Les travaux qui intéressent les organismes complémentaires d’assurance maladie et leurs Fédérations sont de plusieurs types :

  • les travaux liés à l’interprétation de la loi (finalité interdite et capacité d’accès sans intermédiaire) : interprétation juridique de la notion de « groupe d’individus » et de « risque », élément à produire pour attester d’une utilisation des données sans lien possible avec la finalité interdite (conditions d’un accès sans intermédiaire) ;
    Les fédérations qui constituent l’UNOCAM arguent depuis la commission Open data que la réglementation des assureurs santé suffit à répondre aux craintes de sélection et de discrimination.

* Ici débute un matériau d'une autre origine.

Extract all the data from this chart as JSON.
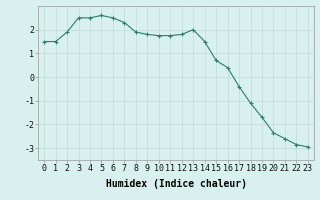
{
  "x": [
    0,
    1,
    2,
    3,
    4,
    5,
    6,
    7,
    8,
    9,
    10,
    11,
    12,
    13,
    14,
    15,
    16,
    17,
    18,
    19,
    20,
    21,
    22,
    23
  ],
  "y": [
    1.5,
    1.5,
    1.9,
    2.5,
    2.5,
    2.6,
    2.5,
    2.3,
    1.9,
    1.8,
    1.75,
    1.75,
    1.8,
    2.0,
    1.5,
    0.7,
    0.4,
    -0.4,
    -1.1,
    -1.7,
    -2.35,
    -2.6,
    -2.85,
    -2.95
  ],
  "line_color": "#2e7d6e",
  "marker": "+",
  "marker_size": 3,
  "bg_color": "#d8f0ee",
  "grid_color": "#c0dcd8",
  "xlabel": "Humidex (Indice chaleur)",
  "xlim": [
    -0.5,
    23.5
  ],
  "ylim": [
    -3.5,
    3.0
  ],
  "yticks": [
    -3,
    -2,
    -1,
    0,
    1,
    2
  ],
  "xticks": [
    0,
    1,
    2,
    3,
    4,
    5,
    6,
    7,
    8,
    9,
    10,
    11,
    12,
    13,
    14,
    15,
    16,
    17,
    18,
    19,
    20,
    21,
    22,
    23
  ],
  "xtick_labels": [
    "0",
    "1",
    "2",
    "3",
    "4",
    "5",
    "6",
    "7",
    "8",
    "9",
    "10",
    "11",
    "12",
    "13",
    "14",
    "15",
    "16",
    "17",
    "18",
    "19",
    "20",
    "21",
    "22",
    "23"
  ],
  "tick_fontsize": 6,
  "xlabel_fontsize": 7,
  "line_width": 0.8
}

Contrairement aux industriels des produits de santé également visés par une finalité interdite, qui ont recours depuis longtemps à des intermédiaires et bureaux d’études, il y a un enjeu politique et économique fort pour les organismes complémentaires d’assurance maladie (notamment la maîtrise de leurs frais de gestion) à obtenir des conditions d’accès direct aux données du SNDS ;
  • la doctrine qui se construit progressivement à l’INDS sur l’intérêt public (travaux et avis du Comité pour l’intérêt public) ;
  • les procédures simplifiées prévues par la loi : les cas-types demandés par la DREES lors des premières réunions de travail doivent permettre d’envisager le recours à des procédures simplifiées par les organismes complémentaires d’assurance maladie ;
  • la compatibilité des obligations de transparence et de communication de l’autorisation d’accès, des enjeux et résultats des études menées, avec la préservation du secret commercial et industriel ;
  • la pérennité des accès des fédérations, dont les missions justifient un accès permanent.

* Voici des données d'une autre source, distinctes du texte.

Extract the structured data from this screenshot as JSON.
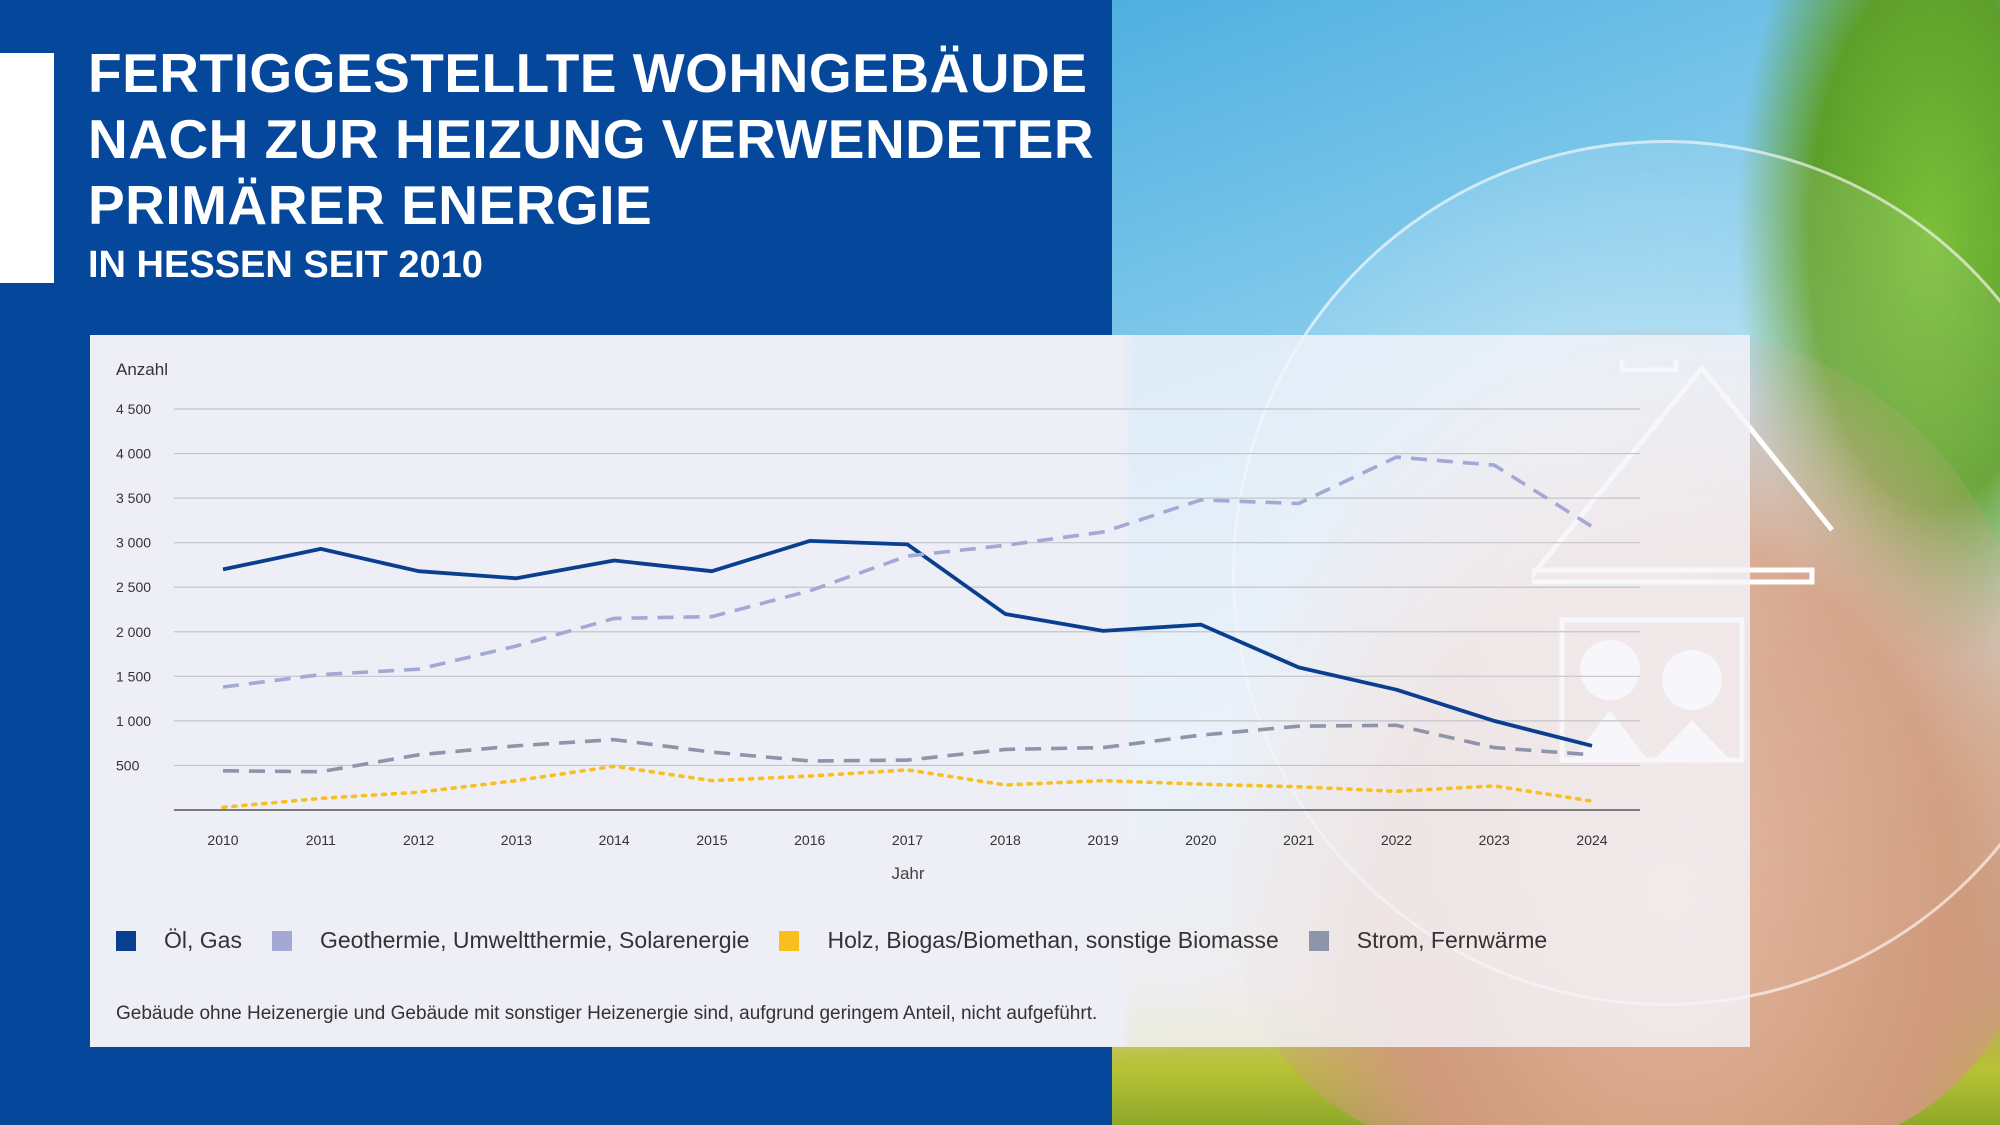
{
  "header": {
    "title_lines": [
      "FERTIGGESTELLTE WOHNGEBÄUDE",
      "NACH ZUR HEIZUNG VERWENDETER",
      "PRIMÄRER ENERGIE"
    ],
    "subtitle": "IN HESSEN SEIT 2010"
  },
  "chart_data": {
    "type": "line",
    "title": "FERTIGGESTELLTE WOHNGEBÄUDE NACH ZUR HEIZUNG VERWENDETER PRIMÄRER ENERGIE",
    "subtitle": "IN HESSEN SEIT 2010",
    "ylabel": "Anzahl",
    "xlabel": "Jahr",
    "ylim": [
      0,
      4500
    ],
    "yticks": [
      500,
      1000,
      1500,
      2000,
      2500,
      3000,
      3500,
      4000,
      4500
    ],
    "ytick_labels": [
      "500",
      "1 000",
      "1 500",
      "2 000",
      "2 500",
      "3 000",
      "3 500",
      "4 000",
      "4 500"
    ],
    "x": [
      "2010",
      "2011",
      "2012",
      "2013",
      "2014",
      "2015",
      "2016",
      "2017",
      "2018",
      "2019",
      "2020",
      "2021",
      "2022",
      "2023",
      "2024"
    ],
    "grid": true,
    "legend_position": "bottom",
    "series": [
      {
        "name": "Öl, Gas",
        "color": "#0a3f8f",
        "style": "solid",
        "values": [
          2700,
          2930,
          2680,
          2600,
          2800,
          2680,
          3020,
          2980,
          2200,
          2010,
          2080,
          1600,
          1350,
          1000,
          720
        ]
      },
      {
        "name": "Geothermie, Umweltthermie, Solarenergie",
        "color": "#a4a8d4",
        "style": "dashed",
        "values": [
          1380,
          1520,
          1580,
          1840,
          2150,
          2170,
          2460,
          2850,
          2970,
          3120,
          3480,
          3440,
          3960,
          3870,
          3180
        ]
      },
      {
        "name": "Holz, Biogas/Biomethan, sonstige Biomasse",
        "color": "#f8bf1e",
        "style": "dotted",
        "values": [
          30,
          130,
          200,
          330,
          490,
          330,
          380,
          450,
          280,
          330,
          290,
          260,
          210,
          270,
          100
        ]
      },
      {
        "name": "Strom, Fernwärme",
        "color": "#8e94a9",
        "style": "dashed",
        "values": [
          440,
          430,
          620,
          720,
          790,
          650,
          550,
          560,
          680,
          700,
          840,
          940,
          950,
          700,
          620
        ]
      }
    ],
    "footnote": "Gebäude ohne Heizenergie und Gebäude mit sonstiger Heizenergie sind, aufgrund geringem Anteil, nicht aufgeführt."
  }
}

Les demandes de l’assurance maladie complémentaire, dont l’activité est par ailleurs strictement régulée, sont fondées au regard du soutien apporté par l’UNOCAM à l’IDS dans le passé, de son rôle de grand financeur et de sa qualité de futur fournisseur de données au sein du SNDS.

Le 5 décembre 2017, une délégation de l’UNOCAM a été reçue par le Directeur de la DREES. Celui-ci a tenu un discours très ouvert aux demandes de l’assurance maladie complémentaire, non seulement sur le maintien des accès actuels (pour l’UNOCAM et les fédérations, comme pour les complémentaires), mais aussi sur les finalités interdites.



[1] La loi n° 2016-41 du 26 janvier 2016 de modernisation de notre système de santé a été publiée au Journal Officiel du 27 janvier 2017.

[2] L’arrêté du 20 avril 2017 portant approbation d’un avenant à la convention constitutive du groupement d’intérêt public « Institut des données de santé » portant création du groupement d’intérêt public « Institut national des données de santé » a été publié au Journal Officiel du 23 avril 2017.

[3] L’arrêté du 10 janvier 2018 portant approbation d'un avenant modifiant la convention constitutive du groupement d'intérêt public national « Institut national des données de santé » a été publié au Journal Officiel du 18 janvier 2018.

[4] Soit du fait de leur contribution au projet MONACO d’appariement des données régime obligatoire-régimes complémentaires, soit d’un accord de la Commission nationale de l’informatique et des libertés (CNIL) pour les bases du programme de médicalisation des systèmes d’information (PMSI).